The power of coalitions, Batma says, is gathering many together to fight for a common cause.
“At the beginning, everyone was going to public hearings, screaming about their own problems, saying. ‘Give me, give me.’ What we’ve been teaching in our coalition is that the budget is not rubber that can be expanded. We need to work with the resources we have. Firstly, we teach our coalition members to fully understand the budget.”
Then, the coalition teaches the members how to prioritize the really important issues, put others on the back burner for a time, and even give the government recommendations on how to fund those top priorities. “We’re teaching them to have a conversation together, prepare together and give each one a role. Before it was chaos. Now we have a strategy.”
Although the coalition has notched many successes, and now includes 50 NGOs and other groups dedicated to the cause, there is still plenty of work left to be done. “Health care services should be free and accessible for everyone. We have a really poor population and people are selling their houses to cover their health care expenses,” Batma said.
The coalition is currently working to harness new technology to monitor the public procurement process, increase the efficiency of budget analysis and is finalizing an application, baa.kg, to use analytical models in real time. “It will allow fast analysis and understanding of the budget. We need information to have proof and conclusions. In the past, we had to go to the portal and make an official requisition for information and then wait to hear back. With this model, we get the information much quicker,” Batma said.
The road ahead
Although Batma is long retired from her state medical job and hopes more young people will take on the work she and her colleagues have spent so many years on moving forward, she is still driven to keep working with the coalition (“learning, learning and more learning”) to help make a brighter future for the people it serves.

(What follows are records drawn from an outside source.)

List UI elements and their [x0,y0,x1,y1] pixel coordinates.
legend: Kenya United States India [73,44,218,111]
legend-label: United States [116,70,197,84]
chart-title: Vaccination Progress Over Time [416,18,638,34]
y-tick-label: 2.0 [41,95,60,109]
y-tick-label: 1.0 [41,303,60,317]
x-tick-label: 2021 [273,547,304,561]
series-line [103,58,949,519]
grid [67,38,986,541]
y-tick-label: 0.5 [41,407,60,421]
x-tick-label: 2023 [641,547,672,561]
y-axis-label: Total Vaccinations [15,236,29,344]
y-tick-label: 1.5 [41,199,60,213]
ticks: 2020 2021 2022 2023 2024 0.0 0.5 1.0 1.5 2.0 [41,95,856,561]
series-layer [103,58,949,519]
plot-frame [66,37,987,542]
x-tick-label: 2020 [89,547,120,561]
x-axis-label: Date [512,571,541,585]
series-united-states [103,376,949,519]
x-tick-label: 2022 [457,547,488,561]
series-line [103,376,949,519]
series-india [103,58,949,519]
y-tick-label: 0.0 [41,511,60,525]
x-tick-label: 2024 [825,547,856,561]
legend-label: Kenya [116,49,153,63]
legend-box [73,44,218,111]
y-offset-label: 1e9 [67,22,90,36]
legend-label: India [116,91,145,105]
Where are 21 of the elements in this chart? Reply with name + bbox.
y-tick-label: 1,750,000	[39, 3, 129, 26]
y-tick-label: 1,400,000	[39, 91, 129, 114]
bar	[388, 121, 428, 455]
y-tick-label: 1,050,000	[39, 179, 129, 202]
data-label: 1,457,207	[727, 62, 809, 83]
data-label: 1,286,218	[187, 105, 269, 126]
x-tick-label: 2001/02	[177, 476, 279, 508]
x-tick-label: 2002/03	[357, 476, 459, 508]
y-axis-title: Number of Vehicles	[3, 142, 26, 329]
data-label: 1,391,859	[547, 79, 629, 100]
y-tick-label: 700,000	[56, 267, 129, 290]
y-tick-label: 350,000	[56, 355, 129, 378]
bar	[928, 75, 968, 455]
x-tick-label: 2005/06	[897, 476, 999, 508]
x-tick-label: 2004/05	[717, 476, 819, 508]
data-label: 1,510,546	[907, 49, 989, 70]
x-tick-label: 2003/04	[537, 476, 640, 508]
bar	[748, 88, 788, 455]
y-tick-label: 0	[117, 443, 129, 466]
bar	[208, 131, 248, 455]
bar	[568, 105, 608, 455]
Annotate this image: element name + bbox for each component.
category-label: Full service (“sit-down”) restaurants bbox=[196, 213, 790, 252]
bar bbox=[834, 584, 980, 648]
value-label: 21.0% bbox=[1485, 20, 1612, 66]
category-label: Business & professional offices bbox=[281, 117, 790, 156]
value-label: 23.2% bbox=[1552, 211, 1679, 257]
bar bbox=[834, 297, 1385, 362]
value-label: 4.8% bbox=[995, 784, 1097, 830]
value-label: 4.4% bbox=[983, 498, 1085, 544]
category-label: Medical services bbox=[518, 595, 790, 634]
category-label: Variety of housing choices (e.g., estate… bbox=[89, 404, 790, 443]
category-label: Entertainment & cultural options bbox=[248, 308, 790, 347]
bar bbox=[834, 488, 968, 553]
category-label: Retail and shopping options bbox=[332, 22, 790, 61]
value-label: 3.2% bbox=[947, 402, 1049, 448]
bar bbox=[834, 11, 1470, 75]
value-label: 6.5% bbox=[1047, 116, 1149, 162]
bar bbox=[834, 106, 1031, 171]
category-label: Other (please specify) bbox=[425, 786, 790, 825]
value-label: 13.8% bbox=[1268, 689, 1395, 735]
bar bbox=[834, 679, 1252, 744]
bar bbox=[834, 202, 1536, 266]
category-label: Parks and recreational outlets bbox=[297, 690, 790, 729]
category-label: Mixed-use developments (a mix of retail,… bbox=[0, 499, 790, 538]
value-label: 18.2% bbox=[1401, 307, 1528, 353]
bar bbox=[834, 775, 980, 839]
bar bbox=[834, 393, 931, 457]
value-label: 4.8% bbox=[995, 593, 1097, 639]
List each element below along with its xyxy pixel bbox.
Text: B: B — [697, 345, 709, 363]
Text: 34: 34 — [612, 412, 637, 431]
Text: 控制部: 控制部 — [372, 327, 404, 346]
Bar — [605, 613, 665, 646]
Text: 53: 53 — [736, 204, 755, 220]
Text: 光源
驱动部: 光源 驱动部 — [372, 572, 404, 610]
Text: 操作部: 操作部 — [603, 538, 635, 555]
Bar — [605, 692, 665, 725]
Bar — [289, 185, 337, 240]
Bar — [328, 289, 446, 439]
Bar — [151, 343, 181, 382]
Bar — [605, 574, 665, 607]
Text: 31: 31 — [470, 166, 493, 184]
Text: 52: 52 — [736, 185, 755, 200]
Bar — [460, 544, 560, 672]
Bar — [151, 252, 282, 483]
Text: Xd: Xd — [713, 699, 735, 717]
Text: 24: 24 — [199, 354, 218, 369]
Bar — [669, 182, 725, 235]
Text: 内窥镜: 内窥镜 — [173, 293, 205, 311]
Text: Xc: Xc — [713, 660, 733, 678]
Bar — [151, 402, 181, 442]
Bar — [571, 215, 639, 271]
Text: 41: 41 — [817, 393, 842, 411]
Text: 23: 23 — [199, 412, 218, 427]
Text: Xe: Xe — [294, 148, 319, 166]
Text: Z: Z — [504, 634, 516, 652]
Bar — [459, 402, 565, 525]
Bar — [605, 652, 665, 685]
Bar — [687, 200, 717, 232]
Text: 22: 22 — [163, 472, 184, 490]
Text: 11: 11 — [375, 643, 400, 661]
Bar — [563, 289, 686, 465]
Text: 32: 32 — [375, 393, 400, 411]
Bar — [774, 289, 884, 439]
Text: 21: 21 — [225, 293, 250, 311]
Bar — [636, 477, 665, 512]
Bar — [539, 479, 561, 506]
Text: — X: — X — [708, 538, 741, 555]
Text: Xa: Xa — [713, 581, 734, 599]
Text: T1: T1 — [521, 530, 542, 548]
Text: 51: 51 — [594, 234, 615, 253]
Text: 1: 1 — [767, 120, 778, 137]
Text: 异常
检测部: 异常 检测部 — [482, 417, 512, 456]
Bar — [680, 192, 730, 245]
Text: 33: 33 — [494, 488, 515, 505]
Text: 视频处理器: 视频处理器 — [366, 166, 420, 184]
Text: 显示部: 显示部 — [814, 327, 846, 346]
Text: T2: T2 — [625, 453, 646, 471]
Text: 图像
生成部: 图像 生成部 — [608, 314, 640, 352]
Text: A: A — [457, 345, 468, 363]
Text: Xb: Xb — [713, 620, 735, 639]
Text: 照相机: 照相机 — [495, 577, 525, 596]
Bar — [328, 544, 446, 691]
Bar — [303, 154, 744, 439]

Holding her cat, Dayra, (which loosely translates to ‘giving happiness’), she reminisces about the time in fourth grade, when she was chosen to spend a year studying ballet in what was then Leningrad. That exposure to opera, to classical music and dance struck a chord in her back then and helps her to this day. “Music helps us to be optimistic. Music, dance, flowers, and animals are an inspiration.” she says.
After all these years of advocacy, what would Batma view as success when she finally hands her work over to successors? “Success will be that our health sector is transparent, open, and fair for everyone. It would mean that ordinary people – patients, citizens, know our rights in the health sector and how to use these rights. That would be the ultimate success for me.”